As she swung around, her body moved in a jerky, unnatural way that made my skin crawl.
“Belikon De Barra! Belikon De Barra!” she chanted in a childish, high-pitched voice that was nothing like her earlier croak.
“The king of the Yvelian Fae has never stepped foot across the threshold of your domain, my queen,” she said mockingly.
“My father forbade it. That poisonous old toad has never sought an audience with my books. They are intact.”
I didn’t want her to know what kind of an effect this news was having on me, but I wasn’t quick enough. The stooped female heard my pulse quicken, and a rotten smile slowly crept across her face.
“My father was a patron of the Alchemists. He supported their crafts. Nurtured them. Where others saw only danger, Malcolm of Sanasroth saw power.”
“What do you mean, danger?”
“Oh, yes. An Alchemist is a dangerous thing. Has no one ever told you what you are? No one’s told you why Belikon and your precious Queen Madra both hunted down and murdered all your kind?”

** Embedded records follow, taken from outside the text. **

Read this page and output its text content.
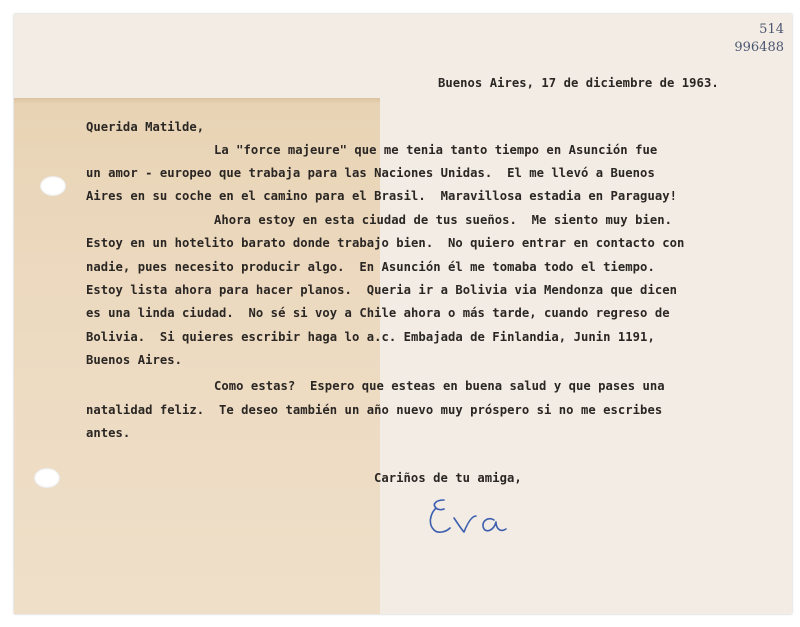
514
996488
Buenos Aires, 17 de diciembre de 1963.
Querida Matilde,
La "force majeure" que me tenia tanto tiempo en Asunción fue
un amor - europeo que trabaja para las Naciones Unidas.  El me llevó a Buenos
Aires en su coche en el camino para el Brasil.  Maravillosa estadia en Paraguay!
Ahora estoy en esta ciudad de tus sueños.  Me siento muy bien.
Estoy en un hotelito barato donde trabajo bien.  No quiero entrar en contacto con
nadie, pues necesito producir algo.  En Asunción él me tomaba todo el tiempo.
Estoy lista ahora para hacer planos.  Queria ir a Bolivia via Mendonza que dicen
es una linda ciudad.  No sé si voy a Chile ahora o más tarde, cuando regreso de
Bolivia.  Si quieres escribir haga lo a.c. Embajada de Finlandia, Junin 1191,
Buenos Aires.
Como estas?  Espero que esteas en buena salud y que pases una
natalidad feliz.  Te deseo también un año nuevo muy próspero si no me escribes
antes.
Cariños de tu amiga,
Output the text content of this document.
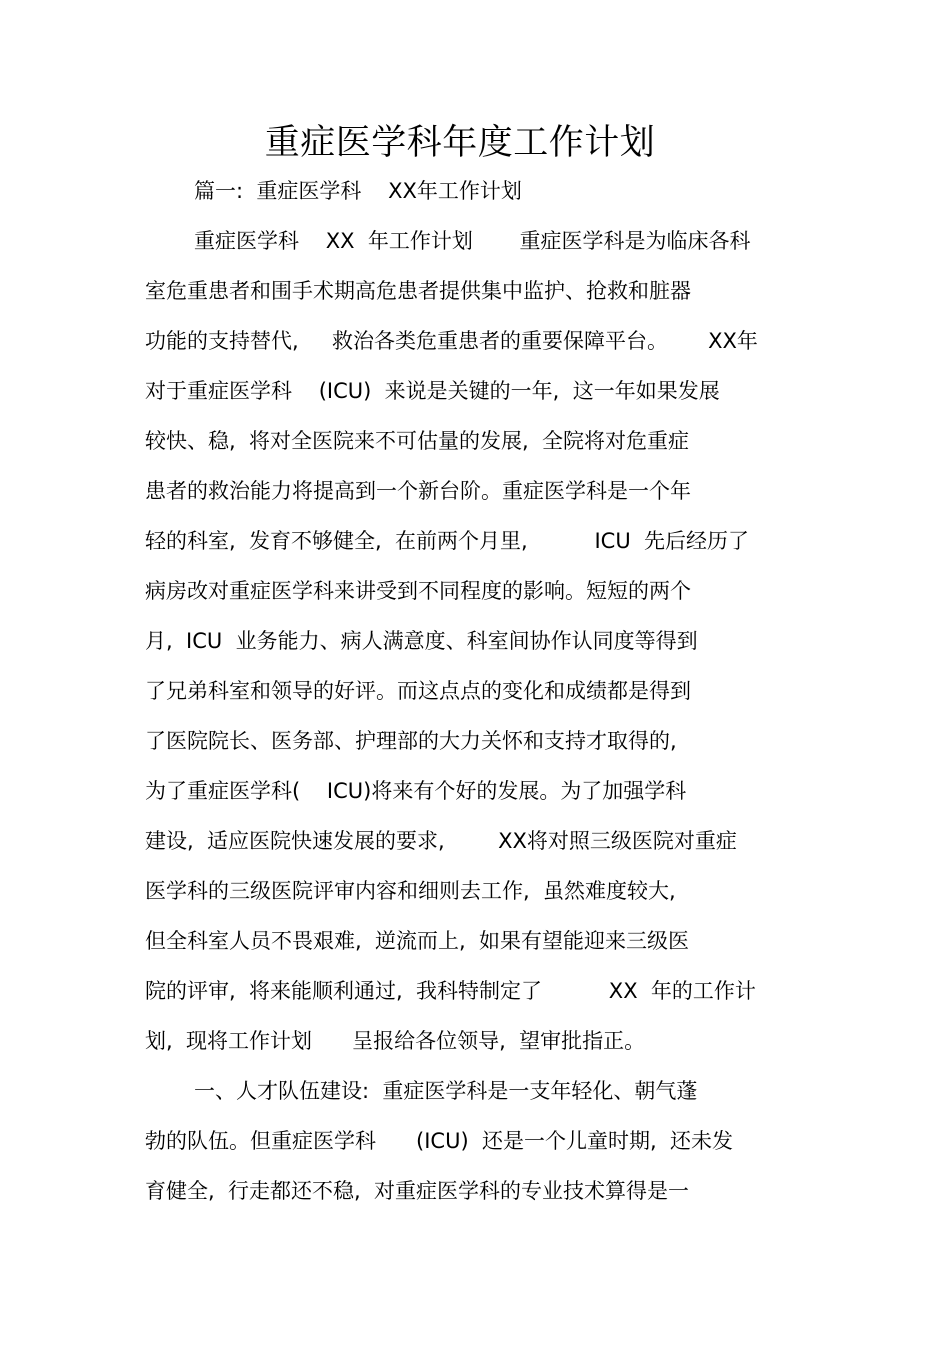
重症医学科年度工作计划
篇一:  重症医学科    XX年工作计划
重症医学科    XX  年工作计划       重症医学科是为临床各科
室危重患者和围手术期高危患者提供集中监护、抢救和脏器
功能的支持替代,     救治各类危重患者的重要保障平台。      XX年
对于重症医学科    (ICU)  来说是关键的一年,  这一年如果发展
较快、稳,  将对全医院来不可估量的发展,  全院将对危重症
患者的救治能力将提高到一个新台阶。重症医学科是一个年
轻的科室,  发育不够健全,  在前两个月里,          ICU  先后经历了
病房改对重症医学科来讲受到不同程度的影响。短短的两个
月,  ICU  业务能力、病人满意度、科室间协作认同度等得到
了兄弟科室和领导的好评。而这点点的变化和成绩都是得到
了医院院长、医务部、护理部的大力关怀和支持才取得的,
为了重症医学科(    ICU)将来有个好的发展。为了加强学科
建设,  适应医院快速发展的要求,        XX将对照三级医院对重症
医学科的三级医院评审内容和细则去工作,  虽然难度较大,
但全科室人员不畏艰难,  逆流而上,  如果有望能迎来三级医
院的评审,  将来能顺利通过,  我科特制定了          XX  年的工作计
划,  现将工作计划      呈报给各位领导,  望审批指正。
一、人才队伍建设:  重症医学科是一支年轻化、朝气蓬
勃的队伍。但重症医学科      (ICU)  还是一个儿童时期,  还未发
育健全,  行走都还不稳,  对重症医学科的专业技术算得是一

“Algat.” Tal didn’t raise his voice this time, but he didn’t need to.
The single word resonated around the library with the force of a thunderclap.

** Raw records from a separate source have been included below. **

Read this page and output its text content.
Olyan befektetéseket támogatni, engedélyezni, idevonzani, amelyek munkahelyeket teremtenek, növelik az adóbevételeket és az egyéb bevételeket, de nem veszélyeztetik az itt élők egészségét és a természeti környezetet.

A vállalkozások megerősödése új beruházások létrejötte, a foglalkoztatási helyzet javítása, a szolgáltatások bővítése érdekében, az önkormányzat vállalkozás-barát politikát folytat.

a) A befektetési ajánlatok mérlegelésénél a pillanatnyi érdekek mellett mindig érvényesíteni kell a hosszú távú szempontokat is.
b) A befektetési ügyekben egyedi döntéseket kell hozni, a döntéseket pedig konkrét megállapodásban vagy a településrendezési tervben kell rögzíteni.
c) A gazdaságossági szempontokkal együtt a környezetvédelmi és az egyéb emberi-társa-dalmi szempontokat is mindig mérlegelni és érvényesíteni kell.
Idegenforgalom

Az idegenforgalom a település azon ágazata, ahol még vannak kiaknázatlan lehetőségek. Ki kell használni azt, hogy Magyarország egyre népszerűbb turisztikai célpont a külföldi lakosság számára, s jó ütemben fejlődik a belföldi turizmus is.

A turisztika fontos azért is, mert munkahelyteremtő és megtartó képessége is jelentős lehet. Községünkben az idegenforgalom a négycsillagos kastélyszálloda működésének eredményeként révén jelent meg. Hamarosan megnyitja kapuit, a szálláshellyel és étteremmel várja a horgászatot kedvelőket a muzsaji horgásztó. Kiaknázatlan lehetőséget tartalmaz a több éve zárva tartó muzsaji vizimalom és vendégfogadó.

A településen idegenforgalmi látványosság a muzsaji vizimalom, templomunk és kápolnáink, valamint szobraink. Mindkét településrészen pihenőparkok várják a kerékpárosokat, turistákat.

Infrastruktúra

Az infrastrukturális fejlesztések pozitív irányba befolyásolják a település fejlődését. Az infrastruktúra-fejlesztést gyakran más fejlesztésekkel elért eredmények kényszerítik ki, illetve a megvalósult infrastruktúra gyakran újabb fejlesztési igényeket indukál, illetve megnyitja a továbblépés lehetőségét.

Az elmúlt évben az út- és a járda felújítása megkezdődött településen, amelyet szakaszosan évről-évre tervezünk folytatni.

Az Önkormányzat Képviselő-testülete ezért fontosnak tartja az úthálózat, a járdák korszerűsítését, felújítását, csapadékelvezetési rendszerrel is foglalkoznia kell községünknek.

Algat jumped, the wild light in her eyes sputtering out as she cowed, lowering her head away from the vampire.
I felt it, too: a crushing force against the back of my neck that wanted me to bow, kneel, crawl for the male sitting at the end of the table.
It was by sheer force of will alone that I didn’t drop to my knees.
“Enough of the games,” Tal said. “She wants to understand who she is and what she’s capable of.
She doesn’t need to be scared out of her mind along the way.
You will help her find facts and nothing more—”
A wisp of shadow coalesced in the air before me, taking shape. The blur darkened, falling, and by the time it hit the surface of the reading table, it had become a cat. A black cat, to be precise, with glowing red eyes.
It fixed me with a leonine stare that reminded me of other, far larger cats I had encountered out in the dunes back home, and a thrill of panic chased up my spine.
“Where the fuck did that come from?” I breathed.
“That is Guru,” Algat said, disgruntled. The hold that Tal had exerted over her was broken now; she shot the other vampire a filthy glance as she shuffled down to the other end of the table and started aggressively petting the cat with a gnarled hand.
The cat was there. She was stroking it.
“He keeps the rats and other pests at bay,” she said meaningfully, again serving up another baleful glare for Taladaius. “I hear you have a white fox living in your chambers, King Killer. I wouldn’t let it out roaming, if I were you. Guru doesn’t like canines of any persuasion.”
I had made the decision to keep Onyx in my rooms for this very reason.
I had no idea what kind of trouble he might find himself in at the Black Palace, and I didn’t intend on finding out, either.
Guru seemed pleasant enough, but still. The cat threw back his head and squinted, enjoying the attention as Algat petted him, his tail flicking left and right.
Taladaius shuddered. “I have some other matters to attend to, Saeris,” he said, rising stiffly. “Algat will behave and make herself available to you for as long as you want to stay here and conduct your research. Right, Algat?”
The female just sniffed.
My maker—he was still my maker, at least for now—made his exit, leaving me with the old female and the cat.
Algat had produced a saucer from her ratty skirts and was pouring a thin stream of milk from a ewer into it when I faced her again. “Do not think,” she said, “that just because that wraith commanded me to assist you, there will not be a cost associated with the labor, Your Highness.”
I huffed. “Wouldn’t dream of it. I am your queen, though. Doesn’t that count for anything?” There was something unsettling about the way the female moved, like a spider that scuttled too quickly. I didn’t like it.
Tucking a mat of unruly hair behind a flopping ear, the female tutted under her breath. “Even a queen must pay her debts, Your Highness. Especially a queen.”
Guru ducked his head and delicately sniffed the saucer of milk. He yowled, sounding displeased, turning away from it and raising his hackles.
“And what will your help cost me tonight?” My tone was sharp, but I was tired of the old female. There wasn’t time for her to be purposefully difficult.